Proses berkarya album ini pun akhirnya melahirkan variasi penciptaan lagu bagi Barasuara, sekaligus menunjukkan rasa saling percaya yang sudah tubuh dan terbangun selama lebih dari satu dekade. “Ini album yang paling kolektif pengerjaannya, karena kami sudah sama-sama saling percaya dan tahu warna masing- masing,” kata Gerald. Di samping peran Gerald yang semakin besar dalam menggubah musik untuk Barasuara, “Hitam dan Biru” yang menggugah semangat merupakan komposisi Puti, sedangkan Asteriska menyumbang lirik yang lembut untuk “Biyang” dan “Terbuang dalam Waktu”.
Sejauh apapun elemen terbarukan yang Barasuara sajikan dalam album ini.

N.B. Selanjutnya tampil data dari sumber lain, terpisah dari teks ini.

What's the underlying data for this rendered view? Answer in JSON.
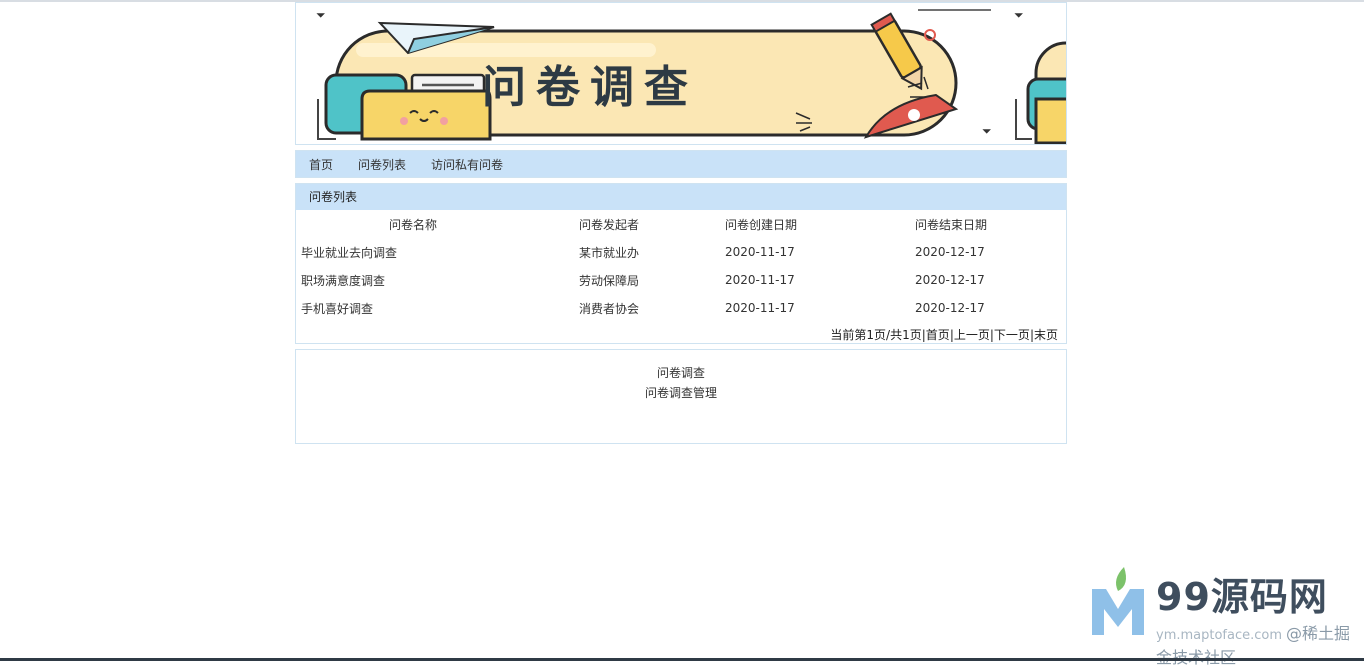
{
  "banner": {
    "title": "问卷调查"
  },
  "nav": {
    "items": [
      {
        "label": "首页"
      },
      {
        "label": "问卷列表"
      },
      {
        "label": "访问私有问卷"
      }
    ]
  },
  "survey_panel": {
    "title": "问卷列表",
    "columns": [
      "问卷名称",
      "问卷发起者",
      "问卷创建日期",
      "问卷结束日期"
    ],
    "rows": [
      {
        "name": "毕业就业去向调查",
        "org": "某市就业办",
        "start": "2020-11-17",
        "end": "2020-12-17"
      },
      {
        "name": "职场满意度调查",
        "org": "劳动保障局",
        "start": "2020-11-17",
        "end": "2020-12-17"
      },
      {
        "name": "手机喜好调查",
        "org": "消费者协会",
        "start": "2020-11-17",
        "end": "2020-12-17"
      }
    ],
    "pager": {
      "status": "当前第1页/共1页",
      "first": "首页",
      "prev": "上一页",
      "next": "下一页",
      "last": "末页",
      "sep": "|"
    }
  },
  "footer": {
    "line1": "问卷调查",
    "line2": "问卷调查管理"
  },
  "watermark": {
    "brand": "99源码网",
    "url": "ym.maptoface.com",
    "community": "@稀土掘金技术社区"
  },
  "colors": {
    "nav_bg": "#c9e2f8",
    "border": "#cfe3f1",
    "banner_yellow": "#fbe7b4",
    "banner_text": "#2d3a44"
  }
}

Benang merah dari perpaduan vokal Iga, Asteriska dan Puti, kombinasi gitar Iga dan TJ, dentuman bass Gerald serta pukulan drum dinamis dari Marco akan tetap membuatnya terdengar dan identik dengan gaya musik Barasuara, baik itu di lagu epik penuh lika- liku berdurasi enam menit lebih macam “Antea” maupun lagu rock yang relatif simpel seperti “Etalase” dan “Manusia (Sumarah)”. Gerald menyimpulkan, “Dengan isiannya masing-masing, memang itu yang bikin bunyinya Barasuara.”.

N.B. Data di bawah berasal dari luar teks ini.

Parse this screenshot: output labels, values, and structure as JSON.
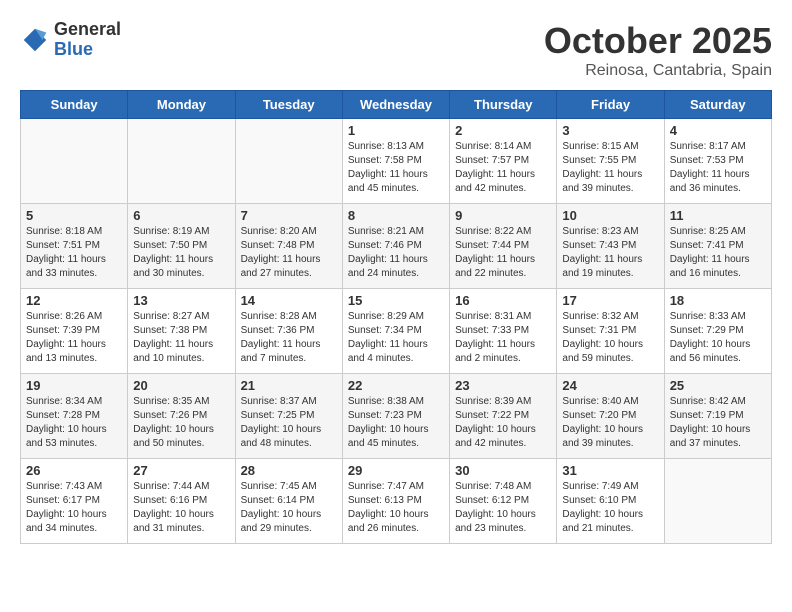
{
  "header": {
    "logo_general": "General",
    "logo_blue": "Blue",
    "month_title": "October 2025",
    "subtitle": "Reinosa, Cantabria, Spain"
  },
  "weekdays": [
    "Sunday",
    "Monday",
    "Tuesday",
    "Wednesday",
    "Thursday",
    "Friday",
    "Saturday"
  ],
  "weeks": [
    [
      {
        "day": "",
        "info": ""
      },
      {
        "day": "",
        "info": ""
      },
      {
        "day": "",
        "info": ""
      },
      {
        "day": "1",
        "info": "Sunrise: 8:13 AM\nSunset: 7:58 PM\nDaylight: 11 hours\nand 45 minutes."
      },
      {
        "day": "2",
        "info": "Sunrise: 8:14 AM\nSunset: 7:57 PM\nDaylight: 11 hours\nand 42 minutes."
      },
      {
        "day": "3",
        "info": "Sunrise: 8:15 AM\nSunset: 7:55 PM\nDaylight: 11 hours\nand 39 minutes."
      },
      {
        "day": "4",
        "info": "Sunrise: 8:17 AM\nSunset: 7:53 PM\nDaylight: 11 hours\nand 36 minutes."
      }
    ],
    [
      {
        "day": "5",
        "info": "Sunrise: 8:18 AM\nSunset: 7:51 PM\nDaylight: 11 hours\nand 33 minutes."
      },
      {
        "day": "6",
        "info": "Sunrise: 8:19 AM\nSunset: 7:50 PM\nDaylight: 11 hours\nand 30 minutes."
      },
      {
        "day": "7",
        "info": "Sunrise: 8:20 AM\nSunset: 7:48 PM\nDaylight: 11 hours\nand 27 minutes."
      },
      {
        "day": "8",
        "info": "Sunrise: 8:21 AM\nSunset: 7:46 PM\nDaylight: 11 hours\nand 24 minutes."
      },
      {
        "day": "9",
        "info": "Sunrise: 8:22 AM\nSunset: 7:44 PM\nDaylight: 11 hours\nand 22 minutes."
      },
      {
        "day": "10",
        "info": "Sunrise: 8:23 AM\nSunset: 7:43 PM\nDaylight: 11 hours\nand 19 minutes."
      },
      {
        "day": "11",
        "info": "Sunrise: 8:25 AM\nSunset: 7:41 PM\nDaylight: 11 hours\nand 16 minutes."
      }
    ],
    [
      {
        "day": "12",
        "info": "Sunrise: 8:26 AM\nSunset: 7:39 PM\nDaylight: 11 hours\nand 13 minutes."
      },
      {
        "day": "13",
        "info": "Sunrise: 8:27 AM\nSunset: 7:38 PM\nDaylight: 11 hours\nand 10 minutes."
      },
      {
        "day": "14",
        "info": "Sunrise: 8:28 AM\nSunset: 7:36 PM\nDaylight: 11 hours\nand 7 minutes."
      },
      {
        "day": "15",
        "info": "Sunrise: 8:29 AM\nSunset: 7:34 PM\nDaylight: 11 hours\nand 4 minutes."
      },
      {
        "day": "16",
        "info": "Sunrise: 8:31 AM\nSunset: 7:33 PM\nDaylight: 11 hours\nand 2 minutes."
      },
      {
        "day": "17",
        "info": "Sunrise: 8:32 AM\nSunset: 7:31 PM\nDaylight: 10 hours\nand 59 minutes."
      },
      {
        "day": "18",
        "info": "Sunrise: 8:33 AM\nSunset: 7:29 PM\nDaylight: 10 hours\nand 56 minutes."
      }
    ],
    [
      {
        "day": "19",
        "info": "Sunrise: 8:34 AM\nSunset: 7:28 PM\nDaylight: 10 hours\nand 53 minutes."
      },
      {
        "day": "20",
        "info": "Sunrise: 8:35 AM\nSunset: 7:26 PM\nDaylight: 10 hours\nand 50 minutes."
      },
      {
        "day": "21",
        "info": "Sunrise: 8:37 AM\nSunset: 7:25 PM\nDaylight: 10 hours\nand 48 minutes."
      },
      {
        "day": "22",
        "info": "Sunrise: 8:38 AM\nSunset: 7:23 PM\nDaylight: 10 hours\nand 45 minutes."
      },
      {
        "day": "23",
        "info": "Sunrise: 8:39 AM\nSunset: 7:22 PM\nDaylight: 10 hours\nand 42 minutes."
      },
      {
        "day": "24",
        "info": "Sunrise: 8:40 AM\nSunset: 7:20 PM\nDaylight: 10 hours\nand 39 minutes."
      },
      {
        "day": "25",
        "info": "Sunrise: 8:42 AM\nSunset: 7:19 PM\nDaylight: 10 hours\nand 37 minutes."
      }
    ],
    [
      {
        "day": "26",
        "info": "Sunrise: 7:43 AM\nSunset: 6:17 PM\nDaylight: 10 hours\nand 34 minutes."
      },
      {
        "day": "27",
        "info": "Sunrise: 7:44 AM\nSunset: 6:16 PM\nDaylight: 10 hours\nand 31 minutes."
      },
      {
        "day": "28",
        "info": "Sunrise: 7:45 AM\nSunset: 6:14 PM\nDaylight: 10 hours\nand 29 minutes."
      },
      {
        "day": "29",
        "info": "Sunrise: 7:47 AM\nSunset: 6:13 PM\nDaylight: 10 hours\nand 26 minutes."
      },
      {
        "day": "30",
        "info": "Sunrise: 7:48 AM\nSunset: 6:12 PM\nDaylight: 10 hours\nand 23 minutes."
      },
      {
        "day": "31",
        "info": "Sunrise: 7:49 AM\nSunset: 6:10 PM\nDaylight: 10 hours\nand 21 minutes."
      },
      {
        "day": "",
        "info": ""
      }
    ]
  ]
}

Barasuara juga menyampaikan bahwa, secara keseluruhan Jalaran Sadrah yang disebut sebagai “kegilaan yang berujung damai” oleh Marco dan “terjang badai bertemu pelangi” oleh Puti adalah pertanda bahwa api dan lentera Barasuara masih menyala setelah 12 tahun berjalan dan belum padam walau terhadang berbagai rintangan. “Album ini menyenangkan, lepas dan memuaskan, walau ada rasa tidak nyaman akibat situasi pandemi yang sangat memusingkan waktu itu,” kata TJ. Asteriska menambahkan, “Album ini bentuk saling menerima, mendukung dan mempertahankan, serta bukti bahwa Barasuara masih bisa berdiri kuat walau diterpa badai.”.

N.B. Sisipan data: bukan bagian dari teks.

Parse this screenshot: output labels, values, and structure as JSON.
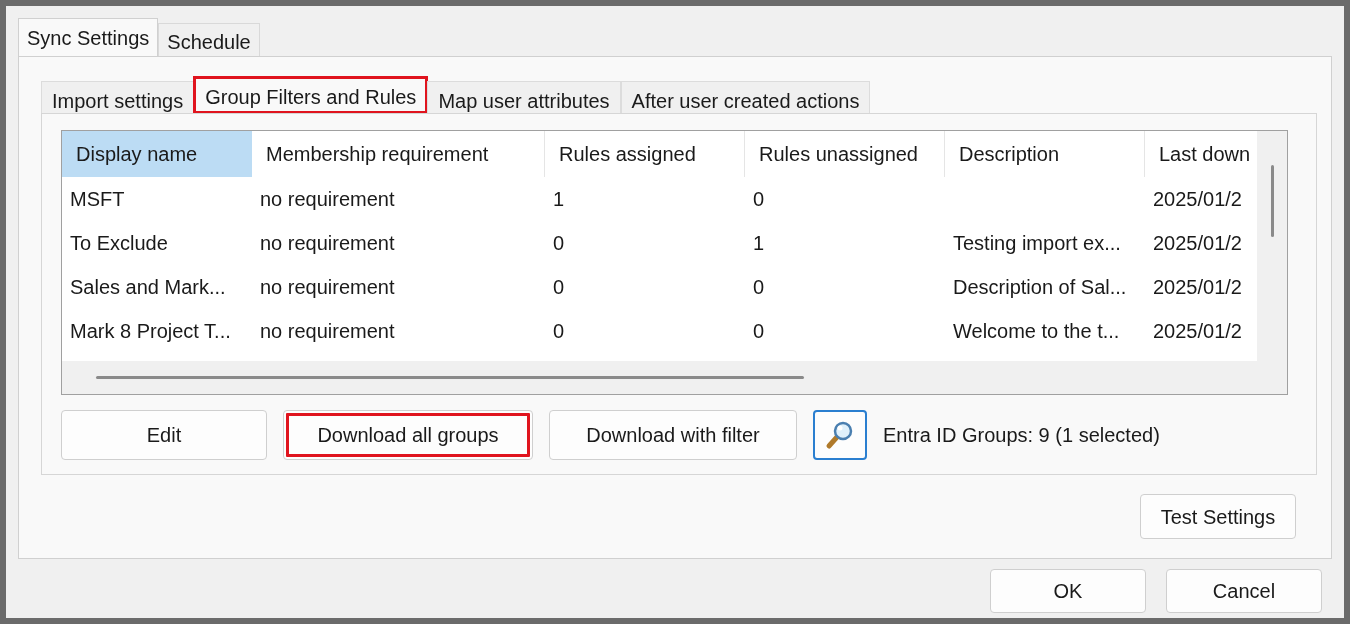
{
  "top_tabs": [
    {
      "label": "Sync Settings",
      "selected": true
    },
    {
      "label": "Schedule",
      "selected": false
    }
  ],
  "sub_tabs": [
    {
      "label": "Import settings",
      "selected": false,
      "highlighted": false
    },
    {
      "label": "Group Filters and Rules",
      "selected": true,
      "highlighted": true
    },
    {
      "label": "Map user attributes",
      "selected": false,
      "highlighted": false
    },
    {
      "label": "After user created actions",
      "selected": false,
      "highlighted": false
    }
  ],
  "table": {
    "columns": [
      {
        "label": "Display name",
        "selected": true
      },
      {
        "label": "Membership requirement",
        "selected": false
      },
      {
        "label": "Rules assigned",
        "selected": false
      },
      {
        "label": "Rules unassigned",
        "selected": false
      },
      {
        "label": "Description",
        "selected": false
      },
      {
        "label": "Last down",
        "selected": false
      }
    ],
    "rows": [
      [
        "MSFT",
        "no requirement",
        "1",
        "0",
        "",
        "2025/01/2"
      ],
      [
        "To Exclude",
        "no requirement",
        "0",
        "1",
        "Testing import ex...",
        "2025/01/2"
      ],
      [
        "Sales and Mark...",
        "no requirement",
        "0",
        "0",
        "Description of Sal...",
        "2025/01/2"
      ],
      [
        "Mark 8 Project T...",
        "no requirement",
        "0",
        "0",
        "Welcome to the t...",
        "2025/01/2"
      ]
    ]
  },
  "actions": [
    {
      "label": "Edit",
      "highlighted": false
    },
    {
      "label": "Download all groups",
      "highlighted": true
    },
    {
      "label": "Download with filter",
      "highlighted": false
    }
  ],
  "group_count": "Entra ID Groups: 9 (1 selected)",
  "test_button": "Test Settings",
  "dialog_buttons": [
    "OK",
    "Cancel"
  ]
}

Album ketiga Jalaran Sadrah baru-baru ini sudah dirilis dan bisa dinikmati oleh penggemar musik, termasuk Penunggang Badai (basis penggemar Barasuara). Sejak 21 Juni 2024, Jalaran Sadrah sudah tersedia di berbagai layanan DSPs pada umumnya, seperti Spotify. “Jalaran Sadrah adalah bentuk persembahan kami untuk para pendengar,” pungkas Iga. “Tanpa ada itikad menggurui atau merasa lebih besar, album ini kami serahkan sepenuhnya untuk mereka nikmati dan maknai dengan caranya masing-masing.”